'He nacido para verte', de Santiago Loza, emociona y conmociona en el Jovellanos

Isabel Ordaz y Nacho Sánchez, ayer en el Jovellanos. /  ARNALDO GARCÍA
Isabel Ordaz y Nacho Sánchez, ayer en el Jovellanos. / ARNALDO GARCÍA

ALBERTO PIQUERO GIJÓN.

El argentino Santiago Loza ha desembarcado en España con la obra 'He nacido para verte sonreír', la cual ha pasado por Madrid con enorme éxito y ayer ha cosechado idéntica recompensa en el recinto gijonés del Teatro Jovellanos. Un texto duro y poético, dirigido por Pablo Messiez (también de aquella tierra, bonaerense) e interpretado de modo portentoso bajo la encarnación que otorgan a sus papeles Isabel Ordaz y Nacho Sánchez.

La historia relata en tiempo real y retrospectiva de la memoria un viaje al fondo de la incomunicación, el que transitan Miriam y su hijo, quien sufre un trastorno mental que lo ha envuelto en un silencio sin fisuras.
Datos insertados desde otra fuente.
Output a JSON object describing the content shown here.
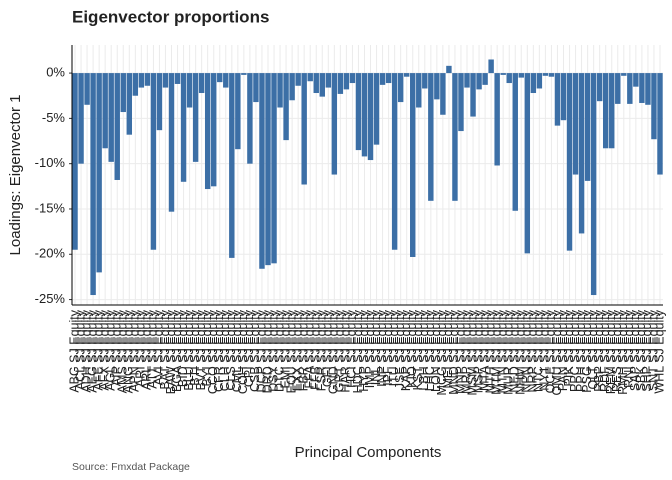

Prodigiosa Isabel Ordaz, que si algún espectador identificaba exclusivamente con Araceli Madariaga, el personaje de 'La que se avecina', aquí muestra y da prueba de la inmensa actriz que siempre ha sido.

Sí, puede constatarse que si 'He nacido para verte sonreír' es obra de autor, de gran autor, en paralelo es arte mayor para actores, porque Nacho Sánchez, en el rol filial que no articula ni una sola palabra a lo largo de la función, adquiere un relieve semejante al de su progenitora, expresando la hondura de unas emociones inexpresables, modulando silencios a través del gesto, de la figura, de la respiración.